Die Truppen bilden ein Karree mit nur drei Seiten, die vierte Seite bleibt leer, sie dient den Kugeln als Durchlaß. Es wird geflissentlich eine große Menge Militär herbeigebracht, und sicherlich zu Recht, denn es ist zumindest denen von Nutzen, die am Leben bleiben. Der Verurteilte kommt an, ein Priester begleitet ihn.
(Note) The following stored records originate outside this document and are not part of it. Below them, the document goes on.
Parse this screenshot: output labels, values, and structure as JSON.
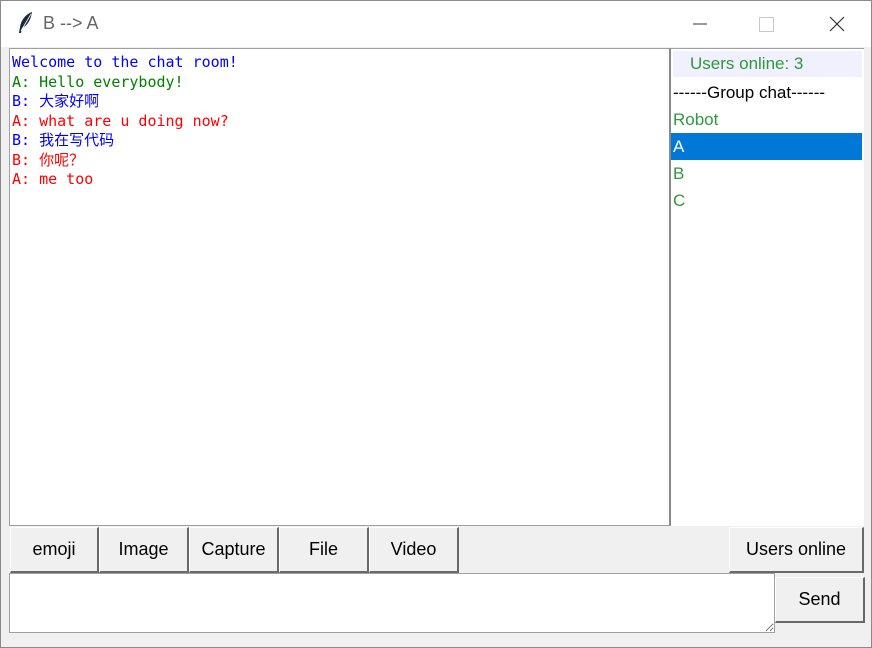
{
  "window": {
    "title": "B --> A"
  },
  "chat": {
    "messages": [
      {
        "text": "Welcome to the chat room!",
        "color": "#0000ff"
      },
      {
        "text": "A: Hello everybody!",
        "color": "#008000"
      },
      {
        "text": "B: 大家好啊",
        "color": "#0000ff"
      },
      {
        "text": "A: what are u doing now?",
        "color": "#ff0000"
      },
      {
        "text": "B: 我在写代码",
        "color": "#0000ff"
      },
      {
        "text": "B: 你呢？",
        "color": "#ff0000"
      },
      {
        "text": "A: me too",
        "color": "#ff0000"
      }
    ]
  },
  "users": {
    "count_label": "Users online: 3",
    "items": [
      {
        "label": "------Group chat------",
        "selected": false
      },
      {
        "label": "Robot",
        "selected": false
      },
      {
        "label": "A",
        "selected": true
      },
      {
        "label": "B",
        "selected": false
      },
      {
        "label": "C",
        "selected": false
      }
    ]
  },
  "toolbar": {
    "emoji_label": "emoji",
    "image_label": "Image",
    "capture_label": "Capture",
    "file_label": "File",
    "video_label": "Video",
    "users_online_label": "Users online"
  },
  "input": {
    "value": "",
    "placeholder": ""
  },
  "send": {
    "label": "Send"
  },
  "colors": {
    "selection": "#0078d7",
    "user_green": "#2e9a3a"
  }
}
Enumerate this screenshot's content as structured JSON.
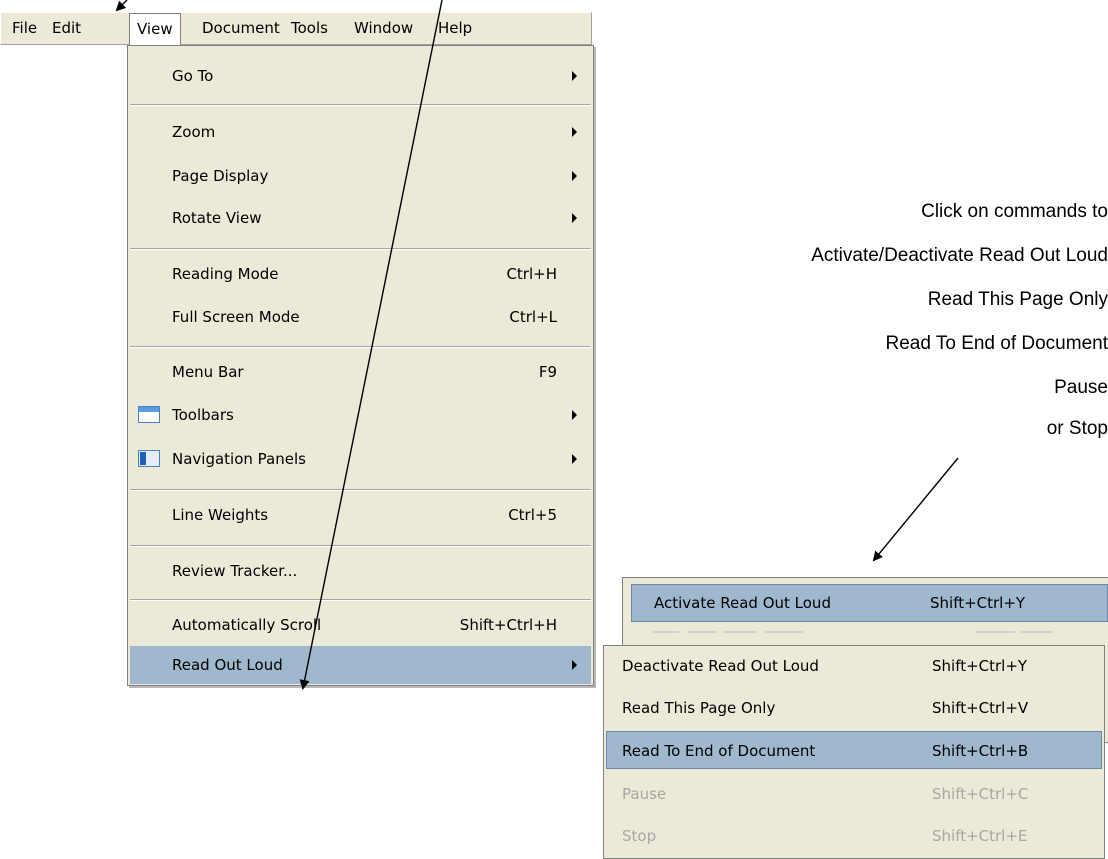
{
  "menubar": {
    "items": [
      "File",
      "Edit",
      "View",
      "Document",
      "Tools",
      "Window",
      "Help"
    ]
  },
  "view_menu": {
    "items": [
      {
        "label": "Go To",
        "shortcut": "",
        "submenu": true
      },
      {
        "label": "Zoom",
        "shortcut": "",
        "submenu": true
      },
      {
        "label": "Page Display",
        "shortcut": "",
        "submenu": true
      },
      {
        "label": "Rotate View",
        "shortcut": "",
        "submenu": true
      },
      {
        "label": "Reading Mode",
        "shortcut": "Ctrl+H",
        "submenu": false
      },
      {
        "label": "Full Screen Mode",
        "shortcut": "Ctrl+L",
        "submenu": false
      },
      {
        "label": "Menu Bar",
        "shortcut": "F9",
        "submenu": false
      },
      {
        "label": "Toolbars",
        "shortcut": "",
        "submenu": true,
        "icon": "toolbars-icon"
      },
      {
        "label": "Navigation Panels",
        "shortcut": "",
        "submenu": true,
        "icon": "navigation-panels-icon"
      },
      {
        "label": "Line Weights",
        "shortcut": "Ctrl+5",
        "submenu": false
      },
      {
        "label": "Review Tracker...",
        "shortcut": "",
        "submenu": false
      },
      {
        "label": "Automatically Scroll",
        "shortcut": "Shift+Ctrl+H",
        "submenu": false
      },
      {
        "label": "Read Out Loud",
        "shortcut": "",
        "submenu": true,
        "highlighted": true
      }
    ]
  },
  "read_out_loud_menu": {
    "items": [
      {
        "label": "Deactivate Read Out Loud",
        "shortcut": "Shift+Ctrl+Y",
        "enabled": true
      },
      {
        "label": "Read This Page Only",
        "shortcut": "Shift+Ctrl+V",
        "enabled": true
      },
      {
        "label": "Read To End of Document",
        "shortcut": "Shift+Ctrl+B",
        "enabled": true,
        "highlighted": true
      },
      {
        "label": "Pause",
        "shortcut": "Shift+Ctrl+C",
        "enabled": false
      },
      {
        "label": "Stop",
        "shortcut": "Shift+Ctrl+E",
        "enabled": false
      }
    ]
  },
  "activate_menu": {
    "label": "Activate Read Out Loud",
    "shortcut": "Shift+Ctrl+Y"
  },
  "caption": {
    "lines": [
      "Click on commands to",
      "Activate/Deactivate Read Out Loud",
      "Read This Page Only",
      "Read To End of Document",
      "Pause",
      "or Stop"
    ]
  },
  "colors": {
    "menu_bg": "#ece9d8",
    "highlight": "#9fb8cd",
    "disabled_text": "#a6a6a6"
  }
}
Sofort schlagen alle Tambours das Signal Aux Champs, bis der Patient [sic: patient] in der Mitte der Truppen angekommen ist. Dan schlagen sie das Signal Le Ban. Der capitaine [capitaine rapporteur] liest das Urteil vor, die Tambours beenden die Urteilsverkündung, man läßt den Mann sich niederknieen, man verbindet ihm die Augen, und zwölf caporaux, von einem adjudant sous-officier kommandiert, schießen auf den Unglücklichen, der sich zehn Schritt [6,5 m] vor ihnen befindet.

[...]

Sobald das Urteil vollstreckt ist, marschieren alle Truppenteile an diesem Kadaver vorbei; jeder kehrt in seine Stube zurück, man redet drei Tage davon, und bald denkt keiner mehr daran.

Jean-Louis Sabon, 1790 geboren, war Musiker im 69e régiment d'infanterie de ligne. Beim Ausmarsch seines Regiments aus Innsbruck am 3. Dezember 1805 war er Zeuge der Hinrichtung eines alten Grenadiers und eines Artilleristen (Soldats Suisses au Service Étranger [Band 3], Genève 1910, S. 44):

Die Hinrichtung fand beim Abmarsch statt, wie es im Kriege der gewöhnliche Gebrauch ist. Die ganze Division Loison stand unter Waffen. Die Einwohner hoben eine Grube für die beiden Schuldigen aus, vor die sie sich beide stellen mußten. Sechszehn Soldaten und Caporäle waren kommandiert, um Feuer zu geben. Auf den Trommelwirbel des Tambours ließen sich beide Verurteilte auf ihre Knie nieder, der alte Soldat war ohne Bewußtsein, weil man üblicherweise soviel Branntwein [eau-de-vie] zu trinken gibt, wie sie möchten. Der Artillerist dagegen weigerte sich zu trinken, und auch, sich die Augen verbinden zu lassen. Der Adjudant gab mit seinem Stock [canne] ein erstes Zeichen, das: en joue bedeutete, und ein zweites für: feu ! Die beiden Soldaten stürzten nieder, der alte Soldat ließ ein schreckliches Röcheln hören und wurde von einem Unteroffizier vollends getötet, welcher den Auftrag hat, dem, der überlebt, den Gnadenstoß zu geben. Nach dem Ende der Hinrichtung marschierten wir, die Musik ander Spitze, vorbei. Es ist unmöglich, die Art von Poesie zu beschreiben, den solch ein Augenblick hat. Es ist schrecklich und überwältigend, und dann, eine Viertelstunde später, gewinnt man seine normale und gleichgültige Verfassung zurück.